I belong to a denomination that has been making the news recently. The Episcopal Church  has a long history of advocating for refugees who enter this country. We have a ministry that resettles migrants from a cluster of countries where violence and poverty are making their lives miserable, and their continuing existence uncertain. The Episcopal Migration Ministry has resettled almost 110,000 individuals in the USA since 1988. (www.episcopalmigrationministries.org)


My own local church is an active supporter of EMM. That is, we WERE supporters of EMM.

In January of this year the work of EMM was shut down by the government. Hundreds of staff working in resettlement agencies have been laid off, but more upsetting is the fact that thousands of refugees in camps around the world have had their hopes for their future dashed. Some of them have been waiting for years to qualify for resettlement. Some of them even had airline tickets for their journey to safety. I cannot imagine how despondent they felt over the news that they were not going to the USA after all.


Then in May the government informed EMM that they were expected to use the Federal funds they had received to resettle a group of Afrikaans “refugees” from South Africa. While it may be true that these white minority South Africans have endured racial persecution, they should not be bumped ahead of others and given preferential treatment, while other refugees wait. As a result of the turmoil this has caused The Episcopal Church will no longer apply for federal grants.  You can read our Presiding Bishop’s comments here: www.episcopalchurch.org/publicaffairs/letter-from-presiding-bishop-sean-rowe-on-episcopal-migration-ministriestt./


Immigration is a hot topic in many countries right now. The European Economic Union’s policy of free movement of workers within member states has come under strong criticism, and the UK voted to exit the Union in 2020. The jury appears to be still out on the effect that “Brexit” has had on the UK and on Europe, but from my quick survey of opinions it appears to have been a negative one.

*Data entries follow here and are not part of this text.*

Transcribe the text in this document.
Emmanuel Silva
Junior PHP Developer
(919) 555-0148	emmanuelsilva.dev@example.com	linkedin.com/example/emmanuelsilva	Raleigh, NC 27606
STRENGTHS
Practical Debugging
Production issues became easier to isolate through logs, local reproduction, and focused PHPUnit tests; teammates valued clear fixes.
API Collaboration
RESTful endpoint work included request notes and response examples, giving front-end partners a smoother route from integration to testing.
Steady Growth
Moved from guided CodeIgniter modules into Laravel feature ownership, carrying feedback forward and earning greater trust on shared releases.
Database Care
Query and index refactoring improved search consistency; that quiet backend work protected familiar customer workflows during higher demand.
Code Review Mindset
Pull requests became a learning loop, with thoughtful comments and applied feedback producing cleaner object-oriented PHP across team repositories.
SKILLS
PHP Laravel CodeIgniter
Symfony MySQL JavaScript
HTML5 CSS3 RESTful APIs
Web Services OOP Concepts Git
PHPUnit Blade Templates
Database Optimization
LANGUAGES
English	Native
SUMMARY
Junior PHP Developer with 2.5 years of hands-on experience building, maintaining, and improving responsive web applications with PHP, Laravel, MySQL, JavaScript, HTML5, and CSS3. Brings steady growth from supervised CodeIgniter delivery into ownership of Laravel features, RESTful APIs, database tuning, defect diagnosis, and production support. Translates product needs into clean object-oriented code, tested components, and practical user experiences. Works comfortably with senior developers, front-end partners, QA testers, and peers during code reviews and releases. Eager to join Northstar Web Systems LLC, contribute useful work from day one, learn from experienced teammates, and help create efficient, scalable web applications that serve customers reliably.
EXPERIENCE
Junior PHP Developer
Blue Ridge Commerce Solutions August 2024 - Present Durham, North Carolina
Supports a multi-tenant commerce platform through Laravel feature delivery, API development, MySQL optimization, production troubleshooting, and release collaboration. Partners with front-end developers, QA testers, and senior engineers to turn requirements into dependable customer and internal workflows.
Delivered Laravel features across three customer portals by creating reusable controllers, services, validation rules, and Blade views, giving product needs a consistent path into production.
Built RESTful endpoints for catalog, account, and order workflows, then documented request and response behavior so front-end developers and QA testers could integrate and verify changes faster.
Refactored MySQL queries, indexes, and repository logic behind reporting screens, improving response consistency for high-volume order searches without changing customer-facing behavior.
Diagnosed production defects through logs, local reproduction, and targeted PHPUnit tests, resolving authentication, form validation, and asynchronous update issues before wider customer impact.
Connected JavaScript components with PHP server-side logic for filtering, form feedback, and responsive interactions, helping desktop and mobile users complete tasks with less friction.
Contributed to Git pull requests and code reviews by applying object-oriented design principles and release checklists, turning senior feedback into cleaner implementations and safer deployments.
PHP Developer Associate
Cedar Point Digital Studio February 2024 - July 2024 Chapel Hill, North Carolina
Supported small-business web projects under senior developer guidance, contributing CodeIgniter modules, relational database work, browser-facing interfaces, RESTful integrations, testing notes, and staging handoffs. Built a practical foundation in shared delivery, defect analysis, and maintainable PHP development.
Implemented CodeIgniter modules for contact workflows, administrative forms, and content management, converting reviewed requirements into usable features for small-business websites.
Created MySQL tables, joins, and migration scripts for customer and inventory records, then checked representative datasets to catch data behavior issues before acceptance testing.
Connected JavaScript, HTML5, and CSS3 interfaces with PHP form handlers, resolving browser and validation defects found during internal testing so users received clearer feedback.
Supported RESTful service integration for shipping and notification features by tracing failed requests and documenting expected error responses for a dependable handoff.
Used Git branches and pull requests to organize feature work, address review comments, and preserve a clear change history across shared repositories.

When we were in England in 2023, we were regaled by several taxi drivers about the evils of immigration. It was apparently ruining the country by taking away British people’s jobs and houses. I mostly stayed silent in the face of the prejudice (I didn’t want to be turned out onto the street!) but I wanted to ask them if they were direct descendants of the Britons who first occupied the British Isles. Because if not, they were immigrants themselves!


Wikipedia has a very informative article about the genetic history of the British Isles. It is complicated, because that part of the world has been a destination for immigrants since the iron age. Aethelreda’s people were Britons who were a subgroup of the Celts, who either migrated east from Ireland, or West from Europe. Then, of course there was an influx of Roman genes from the four hundred years of occupation, followed by infusions of Anglo Saxon, Viking, and Norman genes. By Shakespeare’s time the British people were a thoroughly mixed population of peoples who were jostling elbows in the attempt to live with each other. This scenario has been acted out in many other countries, including the USA, much more recently.


I think that the decision of the poor and suffering to leave their homelands for a better life is an understandable one. I imagine that the decision is very difficult – to leave behind all that you have known and set out for a shadowy future –and that it takes a lot of courage, or desperation. I’m pretty sure that the hearts of all of those who still wait in refugee camps for that illusive better life are currently filled with a strange mixture of disappointment, fear, and hope.


Let US hope that they will be safely resettled in the near future.